When it was dedicated on May 5, 1939, in front of many of the greatest astronomers of the time, McDonald Observatory consisted of a single dome housing not only the world’s second-largest telescope, but also living quarters and offices. In the decades since, each generation has added successive new-generation telescopes that astronomers have used to make important discoveries about our solar system, our Milky Way galaxy and distant galaxies.
The observatory’s first large telescope, a reflector with an 82-inch mirror, discovered new moons of Uranus and Neptune and identified carbon dioxide in the atmosphere of Mars and methane in the atmosphere of Titan, Saturn’s largest moon. A 107-inch telescope funded by NASA was dedicated in 1968. It bounced laser light off of the moon, studied the outer planets before NASA sent probes to them, made major discoveries about stars in the Milky Way, and found planets orbiting other stars. These telescopes, later named after Otto Struve and Harlan J. Smith (the directors who built them), are continually upgraded and still in constant use.
In the late 1990s, a UT-led consortium built the Hobby-Eberly Telescope (HET) at McDonald, which, with its 11-meter mirror, remains one of the world’s largest. Last year, HET completed a massive upgrade enabling it to begin the HET Dark Energy Experiment (HETDEX), a study of the mysterious force speeding up the expansion of the universe. The telescope also gained a new suite of instruments. VIRUS, the Visible Integral-field Replicable Unit Spectrograph, consists of 156 spectrographs that analyze light captured by HET and fed through 35,000 optical fibers, creating the world’s most powerful instrument of its type for surveying large areas of sky. Another new instrument, the Habitable Zone Planet Finder, uses precision technology to search for planets around red dwarf stars.
McDonald Observatory continues to add new telescopes and undertake new partnerships. It is a founding member of the Giant Magellan Telescope project, which is now building the world’s largest next-generation telescope in Chile. On site in West Texas, a partnership with the Las Cumbres Observatory Global Telescope Network has led to a 1-meter telescope currently in place and another to be delivered soon.
Additionally, a new partnership with UT’s Center for Space Research and NASA has led to the new McDonald Geodetic Observatory (MGO), currently under construction. It represents a continuation of five decades of “laser-ranging” research begun in 1969, when Apollo 11 astronauts left mirrors on the moon to be targeted with lasers from McDonald Observatory.
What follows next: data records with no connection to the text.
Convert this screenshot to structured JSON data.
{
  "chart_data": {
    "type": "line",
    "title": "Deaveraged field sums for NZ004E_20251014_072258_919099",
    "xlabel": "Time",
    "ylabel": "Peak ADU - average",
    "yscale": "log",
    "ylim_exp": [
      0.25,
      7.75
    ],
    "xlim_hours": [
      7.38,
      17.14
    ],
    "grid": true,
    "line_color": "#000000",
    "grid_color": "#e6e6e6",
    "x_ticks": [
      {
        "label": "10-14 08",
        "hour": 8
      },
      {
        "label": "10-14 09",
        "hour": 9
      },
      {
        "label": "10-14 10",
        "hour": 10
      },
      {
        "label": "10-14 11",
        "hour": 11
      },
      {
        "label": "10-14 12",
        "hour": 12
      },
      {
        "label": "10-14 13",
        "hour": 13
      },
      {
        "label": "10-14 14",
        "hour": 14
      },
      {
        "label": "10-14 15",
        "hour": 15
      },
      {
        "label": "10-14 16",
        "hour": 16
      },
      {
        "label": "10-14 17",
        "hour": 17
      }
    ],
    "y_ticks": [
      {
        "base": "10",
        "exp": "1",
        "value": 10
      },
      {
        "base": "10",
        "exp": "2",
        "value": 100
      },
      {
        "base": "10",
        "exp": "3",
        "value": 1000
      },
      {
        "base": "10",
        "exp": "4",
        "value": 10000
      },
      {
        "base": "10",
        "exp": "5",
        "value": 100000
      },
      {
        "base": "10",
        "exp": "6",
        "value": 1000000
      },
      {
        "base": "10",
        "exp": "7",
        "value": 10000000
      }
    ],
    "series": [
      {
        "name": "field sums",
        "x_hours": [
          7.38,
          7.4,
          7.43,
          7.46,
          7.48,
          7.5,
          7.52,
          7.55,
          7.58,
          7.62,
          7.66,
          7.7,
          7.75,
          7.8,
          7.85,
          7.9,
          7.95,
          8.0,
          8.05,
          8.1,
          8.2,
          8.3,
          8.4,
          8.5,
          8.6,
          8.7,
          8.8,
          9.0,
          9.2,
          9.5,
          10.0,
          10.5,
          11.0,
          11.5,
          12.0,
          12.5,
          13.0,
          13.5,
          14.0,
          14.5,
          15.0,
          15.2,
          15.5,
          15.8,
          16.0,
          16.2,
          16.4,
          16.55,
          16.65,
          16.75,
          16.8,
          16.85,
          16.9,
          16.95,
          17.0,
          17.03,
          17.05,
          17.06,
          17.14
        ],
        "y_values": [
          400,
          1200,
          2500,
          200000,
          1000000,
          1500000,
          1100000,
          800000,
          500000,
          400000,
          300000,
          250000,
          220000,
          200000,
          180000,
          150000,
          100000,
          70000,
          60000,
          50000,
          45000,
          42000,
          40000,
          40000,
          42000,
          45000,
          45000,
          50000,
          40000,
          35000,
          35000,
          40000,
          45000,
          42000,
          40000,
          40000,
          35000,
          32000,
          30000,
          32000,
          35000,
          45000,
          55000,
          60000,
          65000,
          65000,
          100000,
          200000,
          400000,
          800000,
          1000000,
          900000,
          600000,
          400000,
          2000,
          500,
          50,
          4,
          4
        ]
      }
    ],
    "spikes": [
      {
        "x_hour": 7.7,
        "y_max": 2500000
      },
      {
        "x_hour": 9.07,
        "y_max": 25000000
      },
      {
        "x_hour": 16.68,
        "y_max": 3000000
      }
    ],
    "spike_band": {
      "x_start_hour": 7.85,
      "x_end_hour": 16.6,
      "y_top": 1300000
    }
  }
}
The MGO, however, will focus on tracking changes in Earth’s shape, gravity and rotation.
A key factor in McDonald Observatory’s success is that it enjoys the darkest night skies of any professional observatory in the continental United States. To maintain this precious resource for the future, the observatory works tirelessly with nearby communities and businesses to keep unwanted light out of the sky, and is grateful to its partners in the Dark Skies Initiative.